5. There are two Sephoras, a Zara, and a FNAC all near my house.

6. There is a gothic cathedral outside my window.

7. My room is huge, and so is the house. This year they are renting rooms to four students (including me). Usually they keep three floors to themselves and put all the students on the fourth floor (because usually they only have three students), but they made an exception for me and put me on the third floor by myself. The room is very spacious with a marble fireplace, and I also have my own bathroom. On the fourth floor, there is a kitchen for all of the students to share; I am excited about this. I am hoping to do a lot of cooking this semester. The other student who has already moved in (his name is Alban, he is from Normandy) has suggested having theme nights throughout the semester (i.e. "French Night"- he has already decided that he is going to make raclette...a cheese fondue that you eat with bread.

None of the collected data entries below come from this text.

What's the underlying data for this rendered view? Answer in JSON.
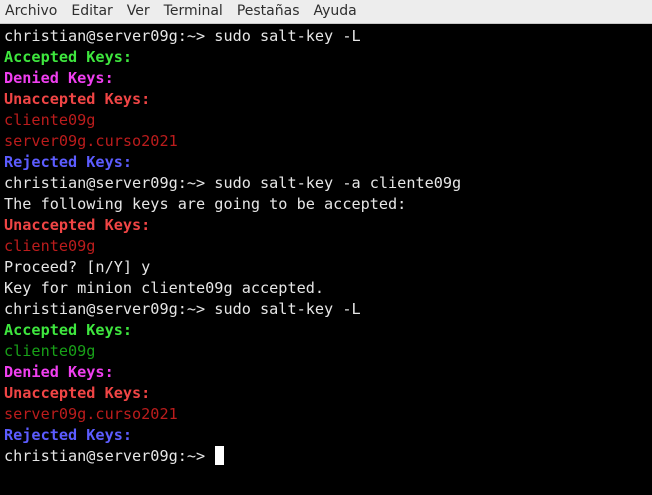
{
  "menubar": {
    "items": [
      "Archivo",
      "Editar",
      "Ver",
      "Terminal",
      "Pestañas",
      "Ayuda"
    ]
  },
  "terminal": {
    "lines": [
      {
        "text": "christian@server09g:~> sudo salt-key -L",
        "style": "normal"
      },
      {
        "text": "Accepted Keys:",
        "style": "accepted-head"
      },
      {
        "text": "Denied Keys:",
        "style": "denied-head"
      },
      {
        "text": "Unaccepted Keys:",
        "style": "unaccepted-head"
      },
      {
        "text": "cliente09g",
        "style": "key-unaccepted"
      },
      {
        "text": "server09g.curso2021",
        "style": "key-unaccepted"
      },
      {
        "text": "Rejected Keys:",
        "style": "rejected-head"
      },
      {
        "text": "christian@server09g:~> sudo salt-key -a cliente09g",
        "style": "normal"
      },
      {
        "text": "The following keys are going to be accepted:",
        "style": "normal"
      },
      {
        "text": "Unaccepted Keys:",
        "style": "unaccepted-head"
      },
      {
        "text": "cliente09g",
        "style": "key-unaccepted"
      },
      {
        "text": "Proceed? [n/Y] y",
        "style": "normal"
      },
      {
        "text": "Key for minion cliente09g accepted.",
        "style": "normal"
      },
      {
        "text": "christian@server09g:~> sudo salt-key -L",
        "style": "normal"
      },
      {
        "text": "Accepted Keys:",
        "style": "accepted-head"
      },
      {
        "text": "cliente09g",
        "style": "key-accepted"
      },
      {
        "text": "Denied Keys:",
        "style": "denied-head"
      },
      {
        "text": "Unaccepted Keys:",
        "style": "unaccepted-head"
      },
      {
        "text": "server09g.curso2021",
        "style": "key-unaccepted"
      },
      {
        "text": "Rejected Keys:",
        "style": "rejected-head"
      }
    ],
    "prompt": "christian@server09g:~> "
  },
  "colors": {
    "background": "#000000",
    "text": "#e6e6e6",
    "accepted": "#3ee63e",
    "denied": "#f03ff0",
    "unaccepted": "#f04545",
    "rejected": "#5c5cff",
    "key_unaccepted": "#bb1c1c",
    "key_accepted": "#18a018"
  }
}
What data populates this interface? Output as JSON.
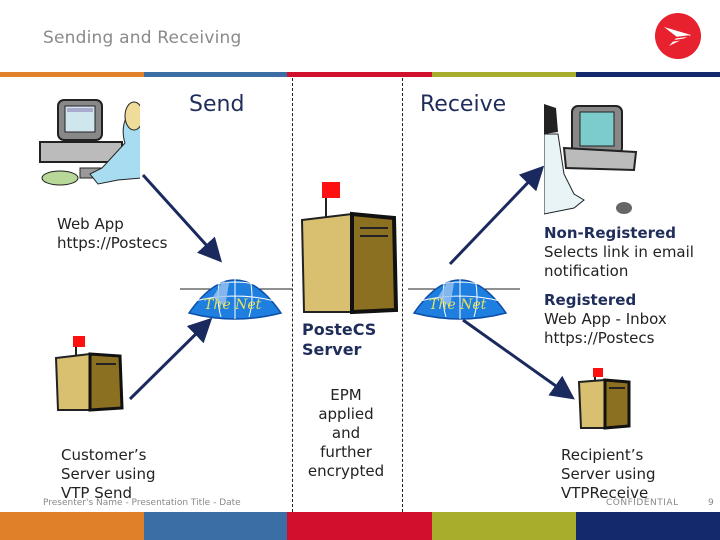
{
  "header": {
    "title": "Sending and Receiving",
    "logo": "canada-post-logo",
    "band_colors": [
      "#e08028",
      "#3a6ea5",
      "#d0102c",
      "#a8ad2c",
      "#13296b"
    ]
  },
  "columns": {
    "send_label": "Send",
    "receive_label": "Receive"
  },
  "sender": {
    "web_app_line1": "Web App",
    "web_app_line2": "https://Postecs",
    "server_line1": "Customer’s",
    "server_line2": "Server using",
    "server_line3": "VTP Send"
  },
  "network": {
    "left_globe_label": "The Net",
    "right_globe_label": "The Net"
  },
  "center": {
    "server_line1": "PosteCS",
    "server_line2": "Server",
    "note_line1": "EPM",
    "note_line2": "applied",
    "note_line3": "and",
    "note_line4": "further",
    "note_line5": "encrypted"
  },
  "receiver": {
    "nonreg_title": "Non-Registered",
    "nonreg_line1": "Selects link in email",
    "nonreg_line2": "notification",
    "reg_title": "Registered",
    "reg_line1": "Web App - Inbox",
    "reg_line2": "https://Postecs",
    "server_line1": "Recipient’s",
    "server_line2": "Server using",
    "server_line3": "VTPReceive"
  },
  "footer": {
    "presenter": "Presenter's Name - Presentation Title - Date",
    "confidential": "CONFIDENTIAL",
    "page_number": "9"
  }
}
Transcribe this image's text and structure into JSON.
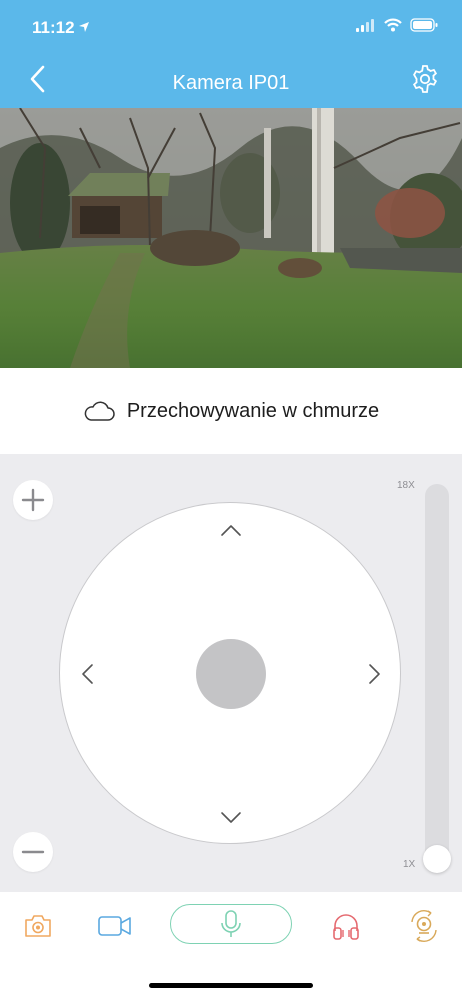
{
  "status_bar": {
    "time": "11:12",
    "icons": [
      "location-arrow-icon",
      "signal-icon",
      "wifi-icon",
      "battery-icon"
    ]
  },
  "nav": {
    "title": "Kamera IP01",
    "back_icon": "back-chevron-icon",
    "settings_icon": "gear-icon"
  },
  "camera_view": {
    "description_icon": "live-camera-feed"
  },
  "cloud": {
    "label": "Przechowywanie w chmurze",
    "icon": "cloud-icon"
  },
  "ptz": {
    "zoom_max_label": "18X",
    "zoom_min_label": "1X",
    "zoom_level": 0.0,
    "arrows": [
      "arrow-up-icon",
      "arrow-down-icon",
      "arrow-left-icon",
      "arrow-right-icon"
    ]
  },
  "toolbar": {
    "items": [
      "snapshot-camera-icon",
      "video-record-icon",
      "microphone-icon",
      "headphones-icon",
      "cruise-rotate-icon"
    ]
  },
  "colors": {
    "header": "#5bb8ea",
    "panel": "#ececef",
    "snapshot": "#f0a860",
    "video": "#5aa8e0",
    "mic": "#7ed2b3",
    "headphones": "#e56a70",
    "cruise": "#d9a95a"
  }
}
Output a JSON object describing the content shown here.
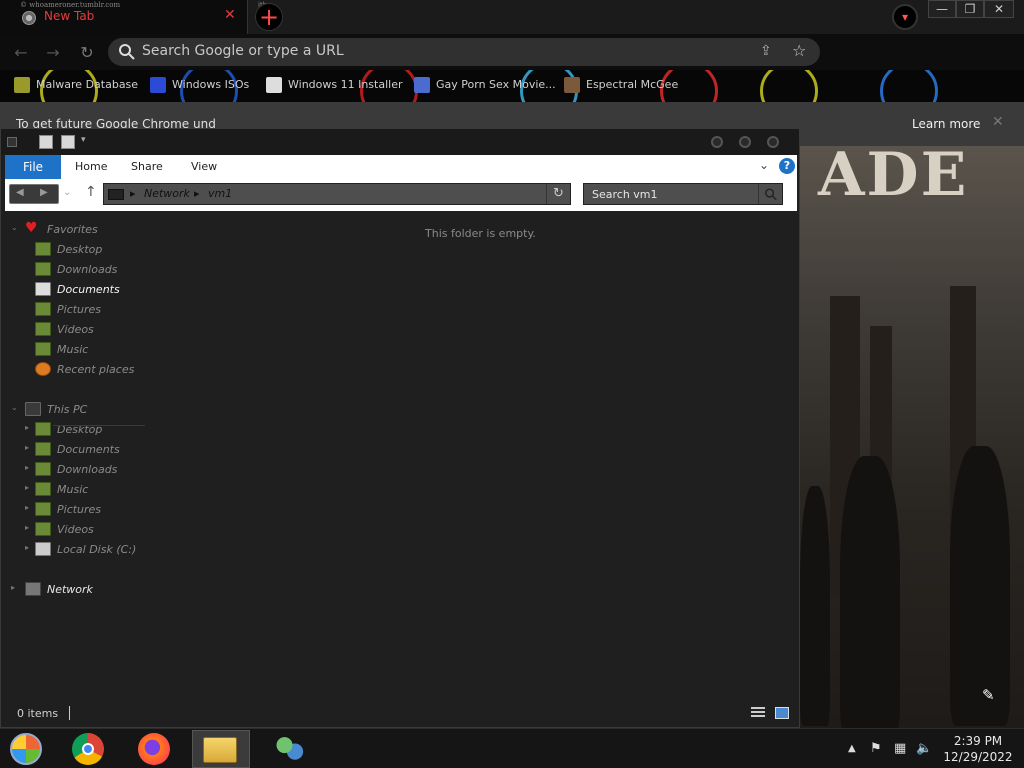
{
  "browser": {
    "tab_tiny_url": "© whoameroner.tumblr.com",
    "tab_title": "New Tab",
    "tab_close": "✕",
    "newtab": "+",
    "tab_tiny_b": "ith",
    "winctl": {
      "minimize": "—",
      "restore": "❐",
      "close": "✕"
    },
    "omnibox_placeholder": "Search Google or type a URL",
    "bookmarks": [
      {
        "label": "Malware Database",
        "icon_color": "#9a9a2a"
      },
      {
        "label": "Windows ISOs",
        "icon_color": "#2b4bd6"
      },
      {
        "label": "Windows 11 Installer",
        "icon_color": "#dddddd"
      },
      {
        "label": "Gay Porn Sex Movie...",
        "icon_color": "#4b6bd0"
      },
      {
        "label": "Espectral McGee",
        "icon_color": "#7a5a3a"
      }
    ],
    "infobar_message": "To get future Google Chrome und",
    "infobar_link": "Learn more",
    "infobar_close": "✕"
  },
  "wallpaper": {
    "text": "ADE"
  },
  "explorer": {
    "ribbon_tabs": [
      "File",
      "Home",
      "Share",
      "View"
    ],
    "ribbon_help": "?",
    "path": [
      "Network",
      "vm1"
    ],
    "search_placeholder": "Search vm1",
    "favorites_label": "Favorites",
    "favorites": [
      "Desktop",
      "Downloads",
      "Documents",
      "Pictures",
      "Videos",
      "Music",
      "Recent places"
    ],
    "thispc_label": "This PC",
    "thispc": [
      "Desktop",
      "Documents",
      "Downloads",
      "Music",
      "Pictures",
      "Videos",
      "Local Disk (C:)"
    ],
    "network_label": "Network",
    "empty_message": "This folder is empty.",
    "status_count": "0 items"
  },
  "taskbar": {
    "apps": [
      "start-orb",
      "chrome",
      "firefox",
      "file-explorer",
      "network-users"
    ],
    "time": "2:39 PM",
    "date": "12/29/2022"
  },
  "colors": {
    "accent": "#1e73c9",
    "tab_title": "#e53c3c",
    "folder": "#6b8a38"
  }
}
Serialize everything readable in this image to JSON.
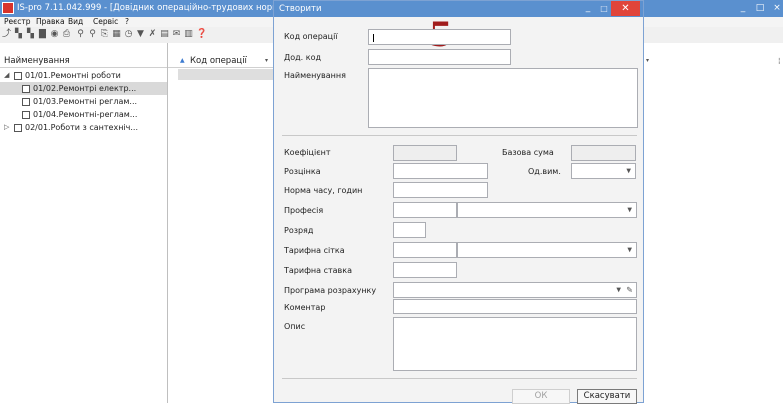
{
  "main_window": {
    "title": "IS-pro 7.11.042.999 - [Довідник операційно-трудових норма",
    "menu": [
      "Реєстр",
      "Правка",
      "Вид",
      "Сервіс",
      "?"
    ],
    "tree_header": "Найменування",
    "tree_items": [
      {
        "label": "01/01.Ремонтні роботи",
        "expander": "◢",
        "selected": false
      },
      {
        "label": "01/02.Ремонтрі електр...",
        "expander": "",
        "selected": true
      },
      {
        "label": "01/03.Ремонтні реглам...",
        "expander": "",
        "selected": false
      },
      {
        "label": "01/04.Ремонтні-реглам...",
        "expander": "",
        "selected": false
      },
      {
        "label": "02/01.Роботи з сантехніч...",
        "expander": "▷",
        "selected": false
      }
    ],
    "grid_header": "Код операції"
  },
  "dialog": {
    "title": "Створити",
    "annotation": "5",
    "fields": {
      "code_label": "Код операції",
      "code_value": "",
      "add_code_label": "Дод. код",
      "name_label": "Найменування",
      "coef_label": "Коефіцієнт",
      "base_sum_label": "Базова сума",
      "rozcinka_label": "Розцінка",
      "unit_label": "Од.вим.",
      "norm_label": "Норма часу, годин",
      "profession_label": "Професія",
      "grade_label": "Розряд",
      "tariff_grid_label": "Тарифна сітка",
      "tariff_rate_label": "Тарифна ставка",
      "program_label": "Програма розрахунку",
      "comment_label": "Коментар",
      "description_label": "Опис"
    },
    "buttons": {
      "ok": "ОК",
      "cancel": "Скасувати"
    }
  }
}
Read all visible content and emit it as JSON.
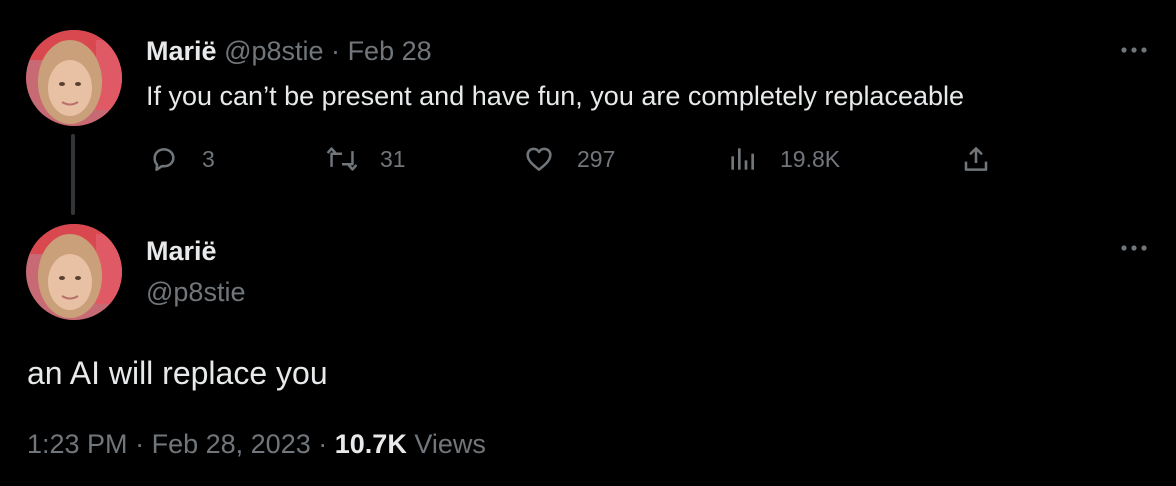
{
  "parent_tweet": {
    "author_name": "Marië",
    "handle": "@p8stie",
    "separator": "·",
    "date": "Feb 28",
    "text": "If you can’t be present and have fun, you are completely replaceable",
    "actions": {
      "replies": "3",
      "retweets": "31",
      "likes": "297",
      "views": "19.8K"
    }
  },
  "main_tweet": {
    "author_name": "Marië",
    "handle": "@p8stie",
    "text": "an AI will replace you",
    "time": "1:23 PM",
    "separator_1": "·",
    "date": "Feb 28, 2023",
    "separator_2": "·",
    "views_count": "10.7K",
    "views_label": "Views"
  },
  "icons": {
    "reply": "reply-icon",
    "retweet": "retweet-icon",
    "like": "heart-icon",
    "views": "bar-chart-icon",
    "share": "share-icon",
    "more": "more-icon"
  },
  "colors": {
    "background": "#000000",
    "primary_text": "#e7e9ea",
    "secondary_text": "#71767b",
    "thread_line": "#333639"
  }
}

This is the kind of thing that we always eat when it's cold in Lozere or Vars (I have a feeling this is making my mother and father very jealous :). I need to decide what to cook for "American Night"...any suggestions?).

8. Angers is ranked as having the second highest quality of life in France. Cannes is #1.

9. It is definitely a college town. Walking around, I have only seen young people. There are about 150,000 habitants in Angers--20,000 of them are students. The house where I am living is right next to all the campuses and nightlife.

10. I felt very French this morning. I was starving when I woke up but didn't have any food to eat. So, I walked to the grocery store that is down the street, bought groceries, then went to the boulangerie next store and bought a fresh baguette and came home and ate a piece of baguette with boursin (my favorite). It was the first time I have ever walked to a grocery store (and it was a very little one indeed). Oma gave me a basket to do my shopping, because in France they don't have plastic bags to carry groceries...every one brings his or her own basket. Walking around town with a basket full of groceries in one arm and a baguette in the other gave me a very happy feeling...much more so than throwing all the groceries in a car and then driving home. It felt completely non-commercial, very French, and very, very precious. I think it is going to be a good semester.